The European Commission says rollout of next-generation fiber networks is at risk due to disparate regulations in the region, and has reiterated its calls for a single European telecoms market to address the problem.
In a report released yesterday, the Commission said its work to-date has improved competition in the region, but warns that different approaches by individual national regulators threatens the harmony of “investment intensive infrastructure projects,” including NGA fiber networks.
Access to high-speed broadband is a key part of the Commission’s Digital Agenda, which aims to boost the region’s economy by unifying digital markets.

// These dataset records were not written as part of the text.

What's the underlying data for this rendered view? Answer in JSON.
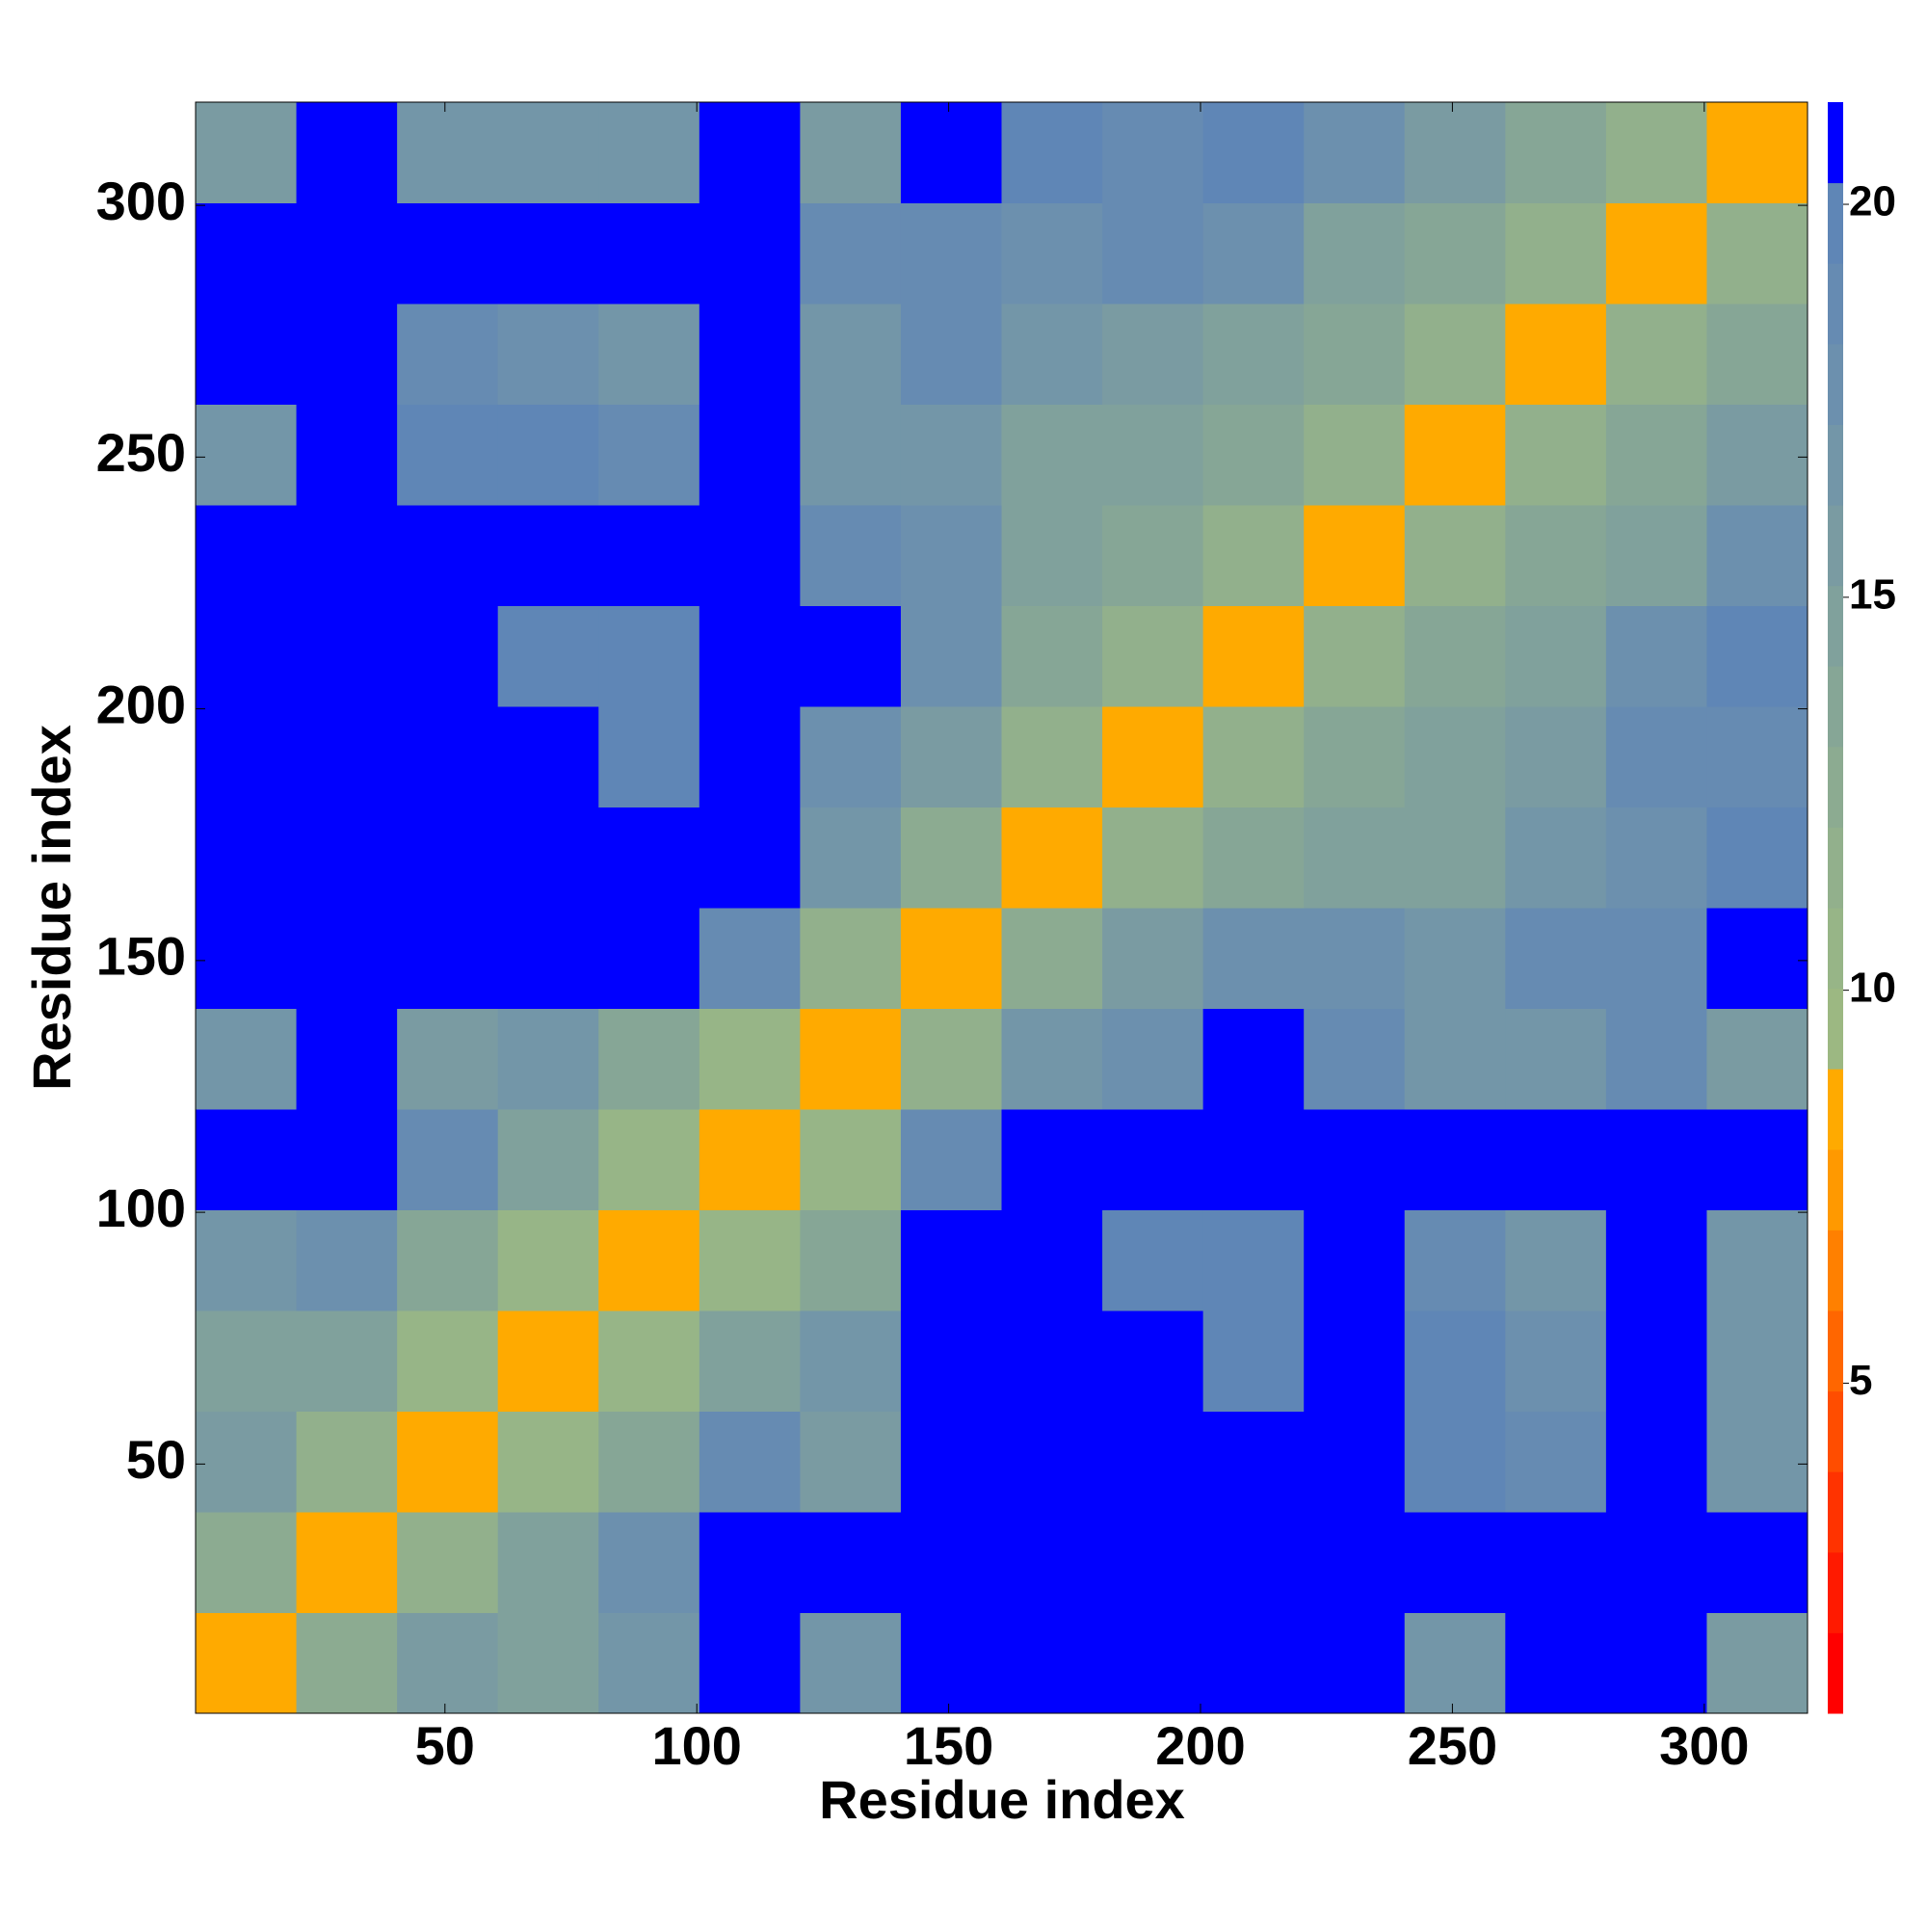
{
  "chart_data": {
    "type": "heatmap",
    "xlabel": "Residue index",
    "ylabel": "Residue index",
    "x": [
      10.5,
      30.5,
      50.5,
      70.5,
      90.5,
      110.5,
      130.5,
      150.5,
      170.5,
      190.5,
      210.5,
      230.5,
      250.5,
      270.5,
      290.5,
      310.5
    ],
    "y": [
      10.5,
      30.5,
      50.5,
      70.5,
      90.5,
      110.5,
      130.5,
      150.5,
      170.5,
      190.5,
      210.5,
      230.5,
      250.5,
      270.5,
      290.5,
      310.5
    ],
    "values": [
      [
        8,
        13,
        16,
        15,
        17,
        21,
        17,
        21,
        21,
        21,
        21,
        21,
        17,
        21,
        21,
        16
      ],
      [
        13,
        8,
        12,
        15,
        18,
        21,
        21,
        21,
        21,
        21,
        21,
        21,
        21,
        21,
        21,
        21
      ],
      [
        16,
        12,
        8,
        11,
        14,
        19,
        16,
        21,
        21,
        21,
        21,
        21,
        20,
        19,
        21,
        17
      ],
      [
        15,
        15,
        11,
        8,
        11,
        15,
        17,
        21,
        21,
        21,
        20,
        21,
        20,
        18,
        21,
        17
      ],
      [
        17,
        18,
        14,
        11,
        8,
        11,
        14,
        21,
        21,
        20,
        20,
        21,
        19,
        17,
        21,
        17
      ],
      [
        21,
        21,
        19,
        15,
        11,
        8,
        11,
        19,
        21,
        21,
        21,
        21,
        21,
        21,
        21,
        21
      ],
      [
        17,
        21,
        16,
        17,
        14,
        11,
        8,
        12,
        17,
        18,
        21,
        19,
        17,
        17,
        19,
        16
      ],
      [
        21,
        21,
        21,
        21,
        21,
        19,
        12,
        8,
        13,
        16,
        18,
        18,
        17,
        19,
        19,
        21
      ],
      [
        21,
        21,
        21,
        21,
        21,
        21,
        17,
        13,
        8,
        12,
        14,
        15,
        15,
        17,
        18,
        20
      ],
      [
        21,
        21,
        21,
        21,
        20,
        21,
        18,
        16,
        12,
        8,
        12,
        14,
        15,
        16,
        19,
        19
      ],
      [
        21,
        21,
        21,
        20,
        20,
        21,
        21,
        18,
        14,
        12,
        8,
        12,
        14,
        15,
        18,
        20
      ],
      [
        21,
        21,
        21,
        21,
        21,
        21,
        19,
        18,
        15,
        14,
        12,
        8,
        12,
        14,
        15,
        18
      ],
      [
        17,
        21,
        20,
        20,
        19,
        21,
        17,
        17,
        15,
        15,
        14,
        12,
        8,
        12,
        14,
        16
      ],
      [
        21,
        21,
        19,
        18,
        17,
        21,
        17,
        19,
        17,
        16,
        15,
        14,
        12,
        8,
        12,
        14
      ],
      [
        21,
        21,
        21,
        21,
        21,
        21,
        19,
        19,
        18,
        19,
        18,
        15,
        14,
        12,
        8,
        12
      ],
      [
        16,
        21,
        17,
        17,
        17,
        21,
        16,
        21,
        20,
        19,
        20,
        18,
        16,
        14,
        12,
        8
      ]
    ],
    "xlim": [
      0.5,
      320.5
    ],
    "ylim": [
      0.5,
      320.5
    ],
    "xticks": [
      50,
      100,
      150,
      200,
      250,
      300
    ],
    "yticks": [
      50,
      100,
      150,
      200,
      250,
      300
    ],
    "clim": [
      0.8,
      21.3
    ],
    "cticks": [
      5,
      10,
      15,
      20
    ],
    "colors": [
      "#ff0000",
      "#ff1a00",
      "#ff3300",
      "#ff4d00",
      "#ff6600",
      "#ff8000",
      "#ff9900",
      "#ffaa00",
      "#9cb882",
      "#97b587",
      "#92b08c",
      "#8cab91",
      "#86a696",
      "#80a19c",
      "#7a9ba2",
      "#7396a8",
      "#6c90ae",
      "#668bb2",
      "#5f86b6",
      "#0000ff"
    ]
  }
}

Neelie Kroes, VP for the agenda, said the Commission’s Article 7 procedure, which requires national regulators to inform the Commission of their plans to regulate domestic telecoms markets, had succeeded in providing a more stable market that offered consumers greater choice and lower prices.
However, she added that better co-ordination of regulations was needed “to ensure harmonized implementation and proper functioning of a single EU telecoms market.”
The report flagged three main problem areas: different treatments of fiber access products in wholesale broadband markets; variations in network interconnection and access rates; and disparate regulations covering the way telcos separate services provided to rivals and consumers.
Despite the problems, the report said that Article 7 has “led to less and better regulation across EU telecoms markets,” since it was introduced two years ago.
But it conceded the Commission’s dream of a unified telecoms market in the region is “still far from reality.”
The Commission is due to present its proposals for a single market in July.